Unos jóvenes héroes enarbolan la vieja dignidad del barrio para forzar a su club de fútbol a incumplir un contrato. Un exconcejal de IU, otro héroe, en compañía de muchos otros, en una valiente acción da una paliza a una mujer en Murcia.

La respuesta es la que debe ser. Los herederos de la vieja dignidad de barrio obrero y antifascista toleran un comportamiento que, en el barrio de enfrente, hubieran reputado como de intolerables ultras. Una afamada periodista avala, sin dudarlo, que le hayan «partido la cara» a la mujer murciana. 

Todo normal. ¿De qué vengo a quejarme?

Por supuesto, el jugador de fútbol, un tal Zozulya, no reconoce ser fascista. No obstante, la estética y la ética en la que ampara su historia pueden desmentirlo. La muchacha murciana que reconoce haber hecho cosas parecidas, tampoco se reconoce fascista. Así es el moderno extremismo: nadie se identifica en él.

He aquí, en consecuencia, dos hechos notables en nuestras modernas sociedades: la ignorancia histórica y la renuncia democrática.

La banalización de la historia del fascismo europeo es un dato de la realidad. El deterioro de la política y el crecimiento del populismo han devaluado su significado histórico e incluso borrado las barreras lingüísticas. No es raro, por ejemplo, escuchar a un izquierdista de los transversales hablar de «movimiento» o de «Nueva España».

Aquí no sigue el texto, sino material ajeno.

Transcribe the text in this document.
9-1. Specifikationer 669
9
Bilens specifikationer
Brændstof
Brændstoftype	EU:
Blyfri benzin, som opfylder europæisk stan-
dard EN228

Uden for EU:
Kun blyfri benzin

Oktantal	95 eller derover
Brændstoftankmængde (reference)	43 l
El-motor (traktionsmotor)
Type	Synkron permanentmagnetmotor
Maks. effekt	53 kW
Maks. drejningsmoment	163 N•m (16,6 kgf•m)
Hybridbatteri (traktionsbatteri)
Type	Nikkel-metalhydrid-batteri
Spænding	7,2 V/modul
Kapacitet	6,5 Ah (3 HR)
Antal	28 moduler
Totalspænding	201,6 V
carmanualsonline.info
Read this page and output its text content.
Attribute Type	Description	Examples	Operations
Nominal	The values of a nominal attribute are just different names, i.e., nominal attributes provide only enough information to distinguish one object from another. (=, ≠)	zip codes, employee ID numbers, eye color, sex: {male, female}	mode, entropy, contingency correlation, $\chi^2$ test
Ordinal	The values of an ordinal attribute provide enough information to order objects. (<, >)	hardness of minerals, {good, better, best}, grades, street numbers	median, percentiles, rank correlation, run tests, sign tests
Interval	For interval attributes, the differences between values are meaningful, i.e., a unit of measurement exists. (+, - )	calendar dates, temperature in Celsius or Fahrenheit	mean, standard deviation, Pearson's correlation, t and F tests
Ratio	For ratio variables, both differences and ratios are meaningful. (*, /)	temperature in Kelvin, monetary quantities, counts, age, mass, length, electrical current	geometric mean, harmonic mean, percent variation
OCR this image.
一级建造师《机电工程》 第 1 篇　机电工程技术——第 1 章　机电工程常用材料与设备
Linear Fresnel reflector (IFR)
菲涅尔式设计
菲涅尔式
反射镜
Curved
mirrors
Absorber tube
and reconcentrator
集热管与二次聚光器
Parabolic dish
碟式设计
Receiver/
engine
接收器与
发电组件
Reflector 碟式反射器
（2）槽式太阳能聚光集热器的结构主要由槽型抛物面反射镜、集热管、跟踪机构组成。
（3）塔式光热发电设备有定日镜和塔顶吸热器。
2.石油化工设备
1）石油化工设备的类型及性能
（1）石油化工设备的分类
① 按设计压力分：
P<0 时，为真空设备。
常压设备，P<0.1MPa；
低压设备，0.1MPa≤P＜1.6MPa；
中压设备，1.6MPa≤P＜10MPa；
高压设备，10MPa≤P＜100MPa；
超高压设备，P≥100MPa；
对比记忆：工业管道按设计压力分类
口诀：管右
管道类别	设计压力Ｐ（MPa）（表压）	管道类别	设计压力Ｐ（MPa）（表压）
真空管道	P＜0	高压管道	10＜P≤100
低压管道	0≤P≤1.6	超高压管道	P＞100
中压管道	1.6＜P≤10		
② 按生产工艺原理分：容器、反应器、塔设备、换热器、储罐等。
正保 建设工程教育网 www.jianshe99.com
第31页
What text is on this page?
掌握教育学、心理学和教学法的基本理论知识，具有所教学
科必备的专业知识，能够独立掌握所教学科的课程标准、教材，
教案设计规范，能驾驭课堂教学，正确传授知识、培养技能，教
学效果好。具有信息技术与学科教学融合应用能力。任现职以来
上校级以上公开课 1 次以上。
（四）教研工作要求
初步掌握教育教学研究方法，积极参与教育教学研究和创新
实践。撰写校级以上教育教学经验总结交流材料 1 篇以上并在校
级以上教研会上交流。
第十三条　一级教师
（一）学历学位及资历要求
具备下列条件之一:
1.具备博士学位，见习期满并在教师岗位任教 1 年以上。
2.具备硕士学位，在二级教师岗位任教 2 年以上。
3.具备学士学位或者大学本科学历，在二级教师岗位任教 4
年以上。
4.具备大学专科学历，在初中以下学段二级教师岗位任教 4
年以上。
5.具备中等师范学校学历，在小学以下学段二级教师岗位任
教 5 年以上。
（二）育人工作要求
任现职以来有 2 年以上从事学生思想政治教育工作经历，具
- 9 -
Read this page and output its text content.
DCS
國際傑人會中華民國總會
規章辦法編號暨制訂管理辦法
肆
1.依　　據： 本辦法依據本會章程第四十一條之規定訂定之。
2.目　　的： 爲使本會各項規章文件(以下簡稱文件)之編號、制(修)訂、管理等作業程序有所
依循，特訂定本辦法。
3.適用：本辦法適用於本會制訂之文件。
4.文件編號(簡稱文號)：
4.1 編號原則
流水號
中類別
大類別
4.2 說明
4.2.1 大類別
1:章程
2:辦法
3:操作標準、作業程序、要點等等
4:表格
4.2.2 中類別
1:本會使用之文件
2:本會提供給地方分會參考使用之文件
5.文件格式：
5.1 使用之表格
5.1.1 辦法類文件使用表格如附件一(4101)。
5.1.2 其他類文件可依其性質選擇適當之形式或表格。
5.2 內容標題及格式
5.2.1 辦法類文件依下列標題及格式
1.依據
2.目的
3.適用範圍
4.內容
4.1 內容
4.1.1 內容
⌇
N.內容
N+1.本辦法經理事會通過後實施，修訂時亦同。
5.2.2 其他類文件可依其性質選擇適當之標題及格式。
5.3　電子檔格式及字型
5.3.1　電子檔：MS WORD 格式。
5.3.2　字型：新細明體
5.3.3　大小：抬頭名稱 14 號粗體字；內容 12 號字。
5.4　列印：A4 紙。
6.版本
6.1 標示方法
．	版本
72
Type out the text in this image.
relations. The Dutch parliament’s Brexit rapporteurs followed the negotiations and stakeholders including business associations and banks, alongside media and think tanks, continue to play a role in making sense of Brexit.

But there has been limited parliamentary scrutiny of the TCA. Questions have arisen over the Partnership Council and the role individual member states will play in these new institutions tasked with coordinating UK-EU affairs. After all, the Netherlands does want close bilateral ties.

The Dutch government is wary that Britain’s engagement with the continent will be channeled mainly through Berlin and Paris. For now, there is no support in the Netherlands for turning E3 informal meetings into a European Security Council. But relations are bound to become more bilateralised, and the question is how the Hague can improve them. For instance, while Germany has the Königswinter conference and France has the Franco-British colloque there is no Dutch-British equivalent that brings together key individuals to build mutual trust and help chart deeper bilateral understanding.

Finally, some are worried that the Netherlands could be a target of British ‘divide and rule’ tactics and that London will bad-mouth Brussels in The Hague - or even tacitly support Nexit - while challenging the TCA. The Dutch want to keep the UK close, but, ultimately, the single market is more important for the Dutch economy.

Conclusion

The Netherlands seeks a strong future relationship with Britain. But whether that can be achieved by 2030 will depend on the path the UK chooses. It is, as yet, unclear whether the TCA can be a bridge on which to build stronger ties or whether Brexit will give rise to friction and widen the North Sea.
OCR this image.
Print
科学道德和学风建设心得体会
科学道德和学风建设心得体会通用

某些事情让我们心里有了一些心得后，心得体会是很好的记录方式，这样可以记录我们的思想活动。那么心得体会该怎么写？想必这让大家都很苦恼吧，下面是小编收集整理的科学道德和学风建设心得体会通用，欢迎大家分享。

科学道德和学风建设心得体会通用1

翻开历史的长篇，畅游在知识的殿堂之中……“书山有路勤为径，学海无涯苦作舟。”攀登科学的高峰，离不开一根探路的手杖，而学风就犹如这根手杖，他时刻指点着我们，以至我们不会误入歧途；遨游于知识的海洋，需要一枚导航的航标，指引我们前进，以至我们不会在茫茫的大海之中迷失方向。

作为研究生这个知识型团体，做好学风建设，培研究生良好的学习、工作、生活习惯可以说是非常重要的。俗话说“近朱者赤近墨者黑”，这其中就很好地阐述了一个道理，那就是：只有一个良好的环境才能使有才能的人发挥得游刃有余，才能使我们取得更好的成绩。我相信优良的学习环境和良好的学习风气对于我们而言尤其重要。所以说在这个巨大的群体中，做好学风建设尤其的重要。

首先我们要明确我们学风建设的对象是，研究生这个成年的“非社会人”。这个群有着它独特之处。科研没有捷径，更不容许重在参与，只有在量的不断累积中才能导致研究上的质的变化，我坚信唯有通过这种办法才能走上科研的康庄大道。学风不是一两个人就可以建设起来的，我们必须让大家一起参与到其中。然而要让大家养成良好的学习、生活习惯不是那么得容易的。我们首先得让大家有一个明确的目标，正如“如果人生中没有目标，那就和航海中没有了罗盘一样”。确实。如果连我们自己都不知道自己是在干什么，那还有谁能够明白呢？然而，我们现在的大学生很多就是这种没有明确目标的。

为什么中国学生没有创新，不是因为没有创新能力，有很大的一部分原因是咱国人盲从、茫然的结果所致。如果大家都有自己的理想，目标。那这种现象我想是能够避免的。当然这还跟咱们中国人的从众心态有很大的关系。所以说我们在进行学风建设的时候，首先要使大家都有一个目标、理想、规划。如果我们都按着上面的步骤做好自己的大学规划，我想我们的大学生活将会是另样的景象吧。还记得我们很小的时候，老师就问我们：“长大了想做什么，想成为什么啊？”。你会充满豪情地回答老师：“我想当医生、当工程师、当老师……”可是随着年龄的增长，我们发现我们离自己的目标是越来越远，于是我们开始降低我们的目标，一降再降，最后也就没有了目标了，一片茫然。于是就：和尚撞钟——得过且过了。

Pertenece al mismo ámbito de la banalización que la iglesia católica española eduque en atrios presididos por símbolos anticonstitucionales, que en este país no se recuerde apenas el holocausto o que se toleren expresiones totalitarias. Hechos que, sin crítica política, tienen el mismo efecto que la facilidad con la que se identifica derecha y fascismo: todo queda legitimado.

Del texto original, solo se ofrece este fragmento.